Em nossa entrevista, Euclydes se exaltou ao comentar que o conceito de “lenda pessoal” remetia à busca pela “verdadeira vontade” de Crowley. “O primeiro livro dele, O diário de um mago, foi todo baseado nisso! Ele usa até o termo ‘diário’, que é usado na A.’. A.’., Diário Mágico. Por quê? Ele não queria se desprender de tudo isso? Por que foi receber uma espada no alto de um morro? São coisas que o leigo não percebe. A espada do mago tem dois gumes, é a dualidade”, afirmou.

Segundo Euclydes, após esses fatos, Paulo Coelho não entrou mais em contato. Mas eles se encontrariam por acaso, em uma oficina mecânica. “Nós tomamos um cafezinho na esquina e batemos papo. Nossa conversa foi assim, profana”, contou.

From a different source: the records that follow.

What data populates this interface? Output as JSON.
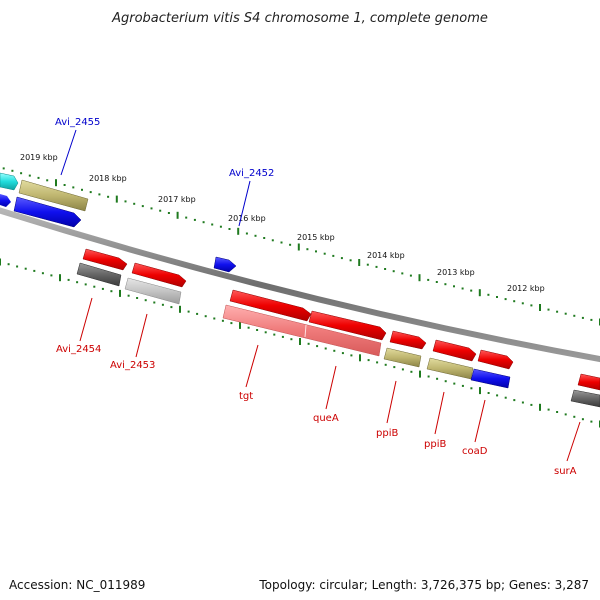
{
  "title": "Agrobacterium vitis S4 chromosome 1, complete genome",
  "footer": {
    "accession": "Accession: NC_011989",
    "topology": "Topology: circular; Length: 3,726,375 bp; Genes: 3,287"
  },
  "colors": {
    "backbone": "#8a8a8a",
    "tick_dots": "#1f7a1f",
    "label_above": "#0000cc",
    "label_below": "#cc0000"
  },
  "ruler_labels": [
    "2019 kbp",
    "2018 kbp",
    "2017 kbp",
    "2016 kbp",
    "2015 kbp",
    "2014 kbp",
    "2013 kbp",
    "2012 kbp"
  ],
  "genes": [
    {
      "id": "avi2455",
      "label": "Avi_2455",
      "color": "#2a2aee"
    },
    {
      "id": "avi2452",
      "label": "Avi_2452",
      "color": "#2a2aee"
    },
    {
      "id": "avi2454",
      "label": "Avi_2454",
      "color": "#ee1111"
    },
    {
      "id": "avi2453",
      "label": "Avi_2453",
      "color": "#ee1111"
    },
    {
      "id": "tgt",
      "label": "tgt",
      "color": "#ee1111"
    },
    {
      "id": "queA",
      "label": "queA",
      "color": "#ee1111"
    },
    {
      "id": "ppiB1",
      "label": "ppiB",
      "color": "#ee1111"
    },
    {
      "id": "ppiB2",
      "label": "ppiB",
      "color": "#ee1111"
    },
    {
      "id": "coaD",
      "label": "coaD",
      "color": "#ee1111"
    },
    {
      "id": "surA",
      "label": "surA",
      "color": "#ee1111"
    }
  ]
}
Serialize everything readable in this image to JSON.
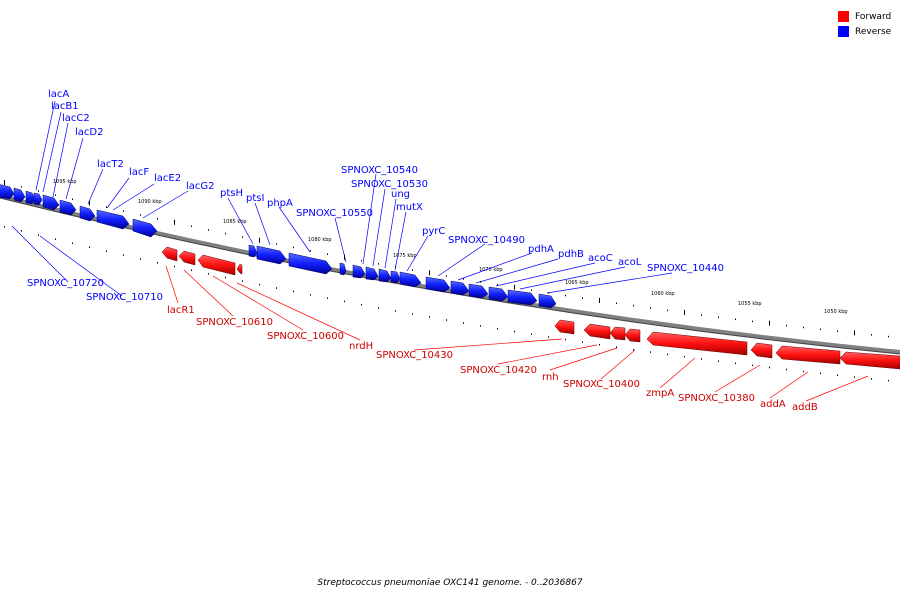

Questionado se havia a adoração à figura de Satã dentro das práticas thelêmicas – mistura que agrega elementos da ioga hindu, da cabala judaica, da astrologia e do tarô, entre outras... –, ele repeliu a ideia veementemente: “Negativo! Nunca vi, nunca vi! Eu fui discípulo do Marcelo durante 14 anos, vivo até hoje como thelemista, tenho minhas práticas e nunca adorei Satã. Embora haja por aí várias seitas satânicas, claro”.